Well come, probably for parties, as he wrote.
This is called the "
central limit theorem, " and you need to know what it is, why it is so called and what it means, otherwise they will instantly laugh.
In its section, the normal is associated with all distributions. Although, basically, it is associated with the distribution of all sums. The sum of the Bernoulli trials follows a binomial distribution and, with an increase in the number of trials, this binomial distribution becomes closer and closer to the normal distribution. Similarly, his cousin is a hypergeometric distribution. The Poisson distribution — the limiting form of the binomial — also approaches normal with an increase in the intensity parameter.
Outcomes that follow a
lognormal distribution give values ​​whose logarithm is normally distributed. Or in other words: the exponent of a normally distributed value is lognormally distributed. If the sums are normally distributed, remember also that the products are lognormally distributed.
Student's t-distribution is the basis of the
t-test that many non-statistics study in other areas. It is used to make assumptions about the average normal distribution and also tends to a normal distribution with an increase in its parameter. A distinctive feature of the t-distribution is its tails, which are thicker than the normal distribution.
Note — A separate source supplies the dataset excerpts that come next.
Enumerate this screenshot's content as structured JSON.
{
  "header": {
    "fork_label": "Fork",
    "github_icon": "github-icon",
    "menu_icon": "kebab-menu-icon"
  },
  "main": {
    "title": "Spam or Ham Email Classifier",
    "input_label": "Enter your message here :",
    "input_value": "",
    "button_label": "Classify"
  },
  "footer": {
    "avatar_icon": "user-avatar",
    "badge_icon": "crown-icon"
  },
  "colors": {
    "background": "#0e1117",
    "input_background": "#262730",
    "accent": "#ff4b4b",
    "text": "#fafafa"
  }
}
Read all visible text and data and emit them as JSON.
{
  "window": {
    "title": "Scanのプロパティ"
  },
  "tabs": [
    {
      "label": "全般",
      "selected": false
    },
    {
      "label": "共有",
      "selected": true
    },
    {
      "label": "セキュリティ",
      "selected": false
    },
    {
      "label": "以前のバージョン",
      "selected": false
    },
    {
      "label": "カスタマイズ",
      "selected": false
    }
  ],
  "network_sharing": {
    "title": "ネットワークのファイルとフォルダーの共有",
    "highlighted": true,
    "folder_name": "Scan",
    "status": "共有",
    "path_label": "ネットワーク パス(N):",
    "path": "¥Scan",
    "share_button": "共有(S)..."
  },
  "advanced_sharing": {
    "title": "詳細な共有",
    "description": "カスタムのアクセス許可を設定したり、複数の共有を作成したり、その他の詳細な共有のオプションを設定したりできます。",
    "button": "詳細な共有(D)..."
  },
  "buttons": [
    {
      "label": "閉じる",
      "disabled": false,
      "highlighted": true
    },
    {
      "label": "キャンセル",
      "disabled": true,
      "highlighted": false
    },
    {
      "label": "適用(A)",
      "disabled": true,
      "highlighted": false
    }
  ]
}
If the thick-tailed anecdote has not swung your neighbor enough - go to a pretty funny
bike about beer. More than 100 years ago,
Guinness used statistics to improve his stout. Then
William Sealy Gosset and invented a completely new statistical theory for improved barley cultivation. Gosset convinced the boss that other brewers would not understand how to use his ideas, and received permission to publish, but under the pseudonym "Student". The most famous achievement of Gosset is the very t-distribution, which, one can say, is named after him.
Finally,
the chi-square distribution is the distribution of sums of squares of normally-distributed quantities. On this distribution,
a chi-square test is built, which itself is based on the sum of the squares of differences, which should be normally distributed.
Gamma and Beta
In this place, if you have already started talking about something chi-square, the conversation begins in earnest. You may already be talking to real statisticians, and you probably should already be otklanivatsya, because things like
gamma distribution can emerge. This is a generalization of
both the exponential
and chi-square distribution. Like exponential distribution, it is used for complex waiting time models. For example, the gamma distribution appears when the time until the next n events is simulated. It appears in machine learning as a “
conjugate prior distribution ” to a couple of other distributions.
Do not enter into a conversation about these conjugate distributions, but if you still have to, do not forget to mention the
beta distribution , because it is a conjugate a priori to the majority of the distributions mentioned here. Data scientists are confident that this is exactly what they did. Mention this inadvertently and go to the door.
Beginning of wisdom
Probability distributions are something you shouldn’t know too much about. Really interested can refer to this
super-detailed map of all probability distributions . I hope this comic guide will give you the confidence to appear "in the subject" in modern technoculture. Or, at least, a way with a high probability to determine when to go to a less botan party.
Shaun Aries is director of Data Science in Cloudera, London. Prior to Clouder, he founded Myrrix Ltd. (now the Oryx project) for commercializing large-scale real-time reference systems on Hadoop. He is also an Apache Spark contributor and co-author of O'Reilly Media's Advanced Analytics with Spark.